En effet, un désir, par exemple, est désir de quelque chose : il contient en lui quelque chose à titre d’objet : l’objet du désir. Et
il en ira de même pour tout phénomène psychique : toute crainte est crainte de quelque chose ; toute croyance est croyance à
quelque chose ; toute représentation est représentation de quelque chose ; etc. On pourrait toutefois critiquer cette thèse : n’y a-t-il
pas certains phénomènes psychiques qui sont sans objet ? Par exemple, l’angoisse n’est-elle pas une peur sans objet ? Ou certains
états d’exaltation, de joie, ne sont-ils pas aussi sans objet ? Pourtant, Husserl accepte cette idée : il reprend le concept de Brentano
(qui fut son professeur) et écrira : « Toute conscience est conscience de quelque chose. »
Dernière remarque sur le concept d’intentionnalité : il n’y a pas que les phénomènes psychiques qui soient caractérisés par
l’intentionnalité. Si on prend ce concept tel que le formule Brentano, on pourrait l’appliquer, par exemple, à la photographie :
toute photographie n’est-elle pas photographie de quelque chose ? Et il en irait de même pour toute représentation physique
(peinture, dessin, etc.).

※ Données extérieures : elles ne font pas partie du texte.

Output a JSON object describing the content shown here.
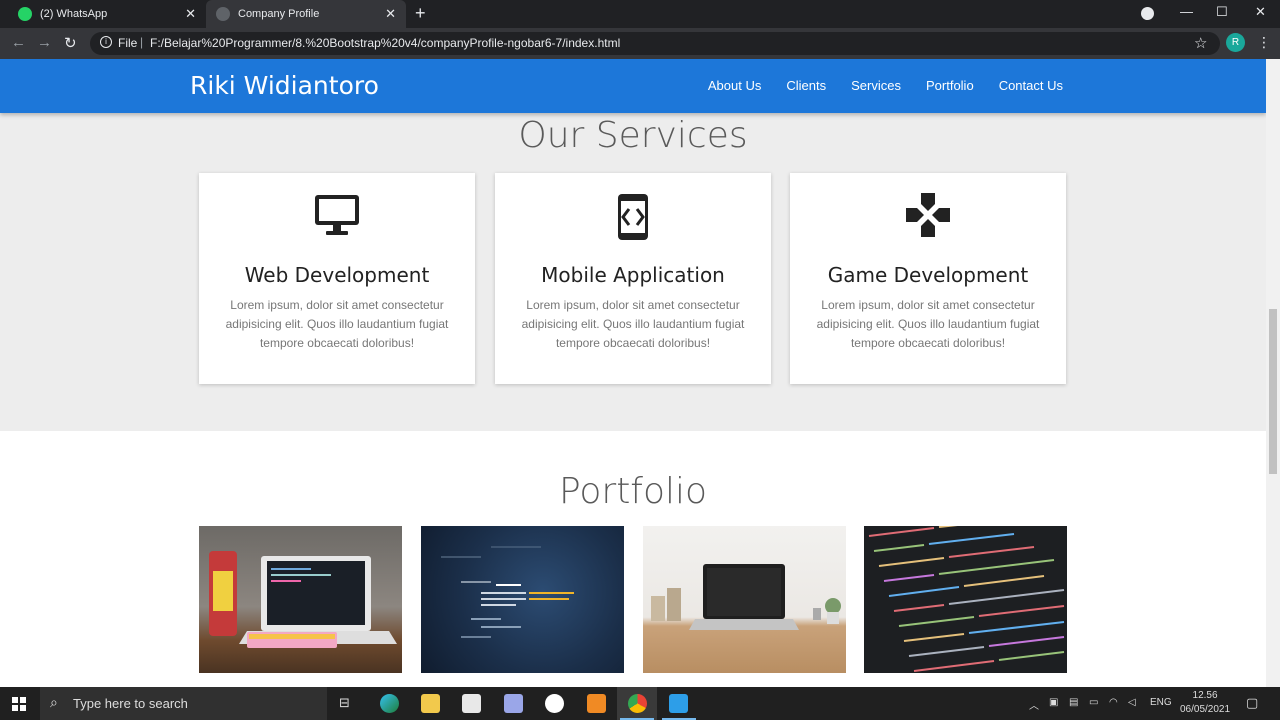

Ce qui rend le concept d’intentionnalité ambigu, c’est qu’il a été introduit pour caractériser la conscience :
5
dès lors on ne sait pas bien s’il doit simplement signifier « rapport à un objet » ou « un certain type de rapport à un objet, tel que
celui qui relie la conscience à son objet ». (Exemple similaire : le concept de pensée a été introduit pour caractériser l’être humain.
C’est ce qui rend délicate la question de savoir si les ordinateurs pensent : car on ne sait pas bien ce que signifie le concept de
pensée, s’il désigne essentiellement ce qui se passe dans la tête d’un homme ou s’il ne désigne que la capacité calculatoire.) A
partir de ce concept d’intentionnalité, on peut adresser deux grandes critiques à la philosophie de Descartes.
« Il la mangeait des yeux. » Cette phrase et beaucoup d’autres signes marquent assez l’illusion commune
au réalisme et à l’idéalisme, selon laquelle connaître, c’est manger. (…) [N]ous avons tous cru que l’Esprit-
Araignée attirait les choses dans sa toile, les couvrait d’une bave blanche et lentement les déglutissait, les
réduisait à sa propre substance. Qu’est-ce qu’une table, un rocher, une maison ? Un certain assemblage de
« contenus de conscience », un ordre de ces contenus. (…)
Contre la philosophie digestive (…), Husserl ne se lasse pas d’affirmer qu’on ne peut pas dissoudre les
choses dans la conscience. Vous voyez cet arbre-ci, soit. Mais vous le voyez à l’endroit même où il est : au
bord de la route, au milieu de la poussière, seul et tordu sous la chaleur, à vingt lieues de la côte
méditerranéenne. Il ne saurait entrer dans votre conscience, car il n’est pas de même nature qu’elle. (…)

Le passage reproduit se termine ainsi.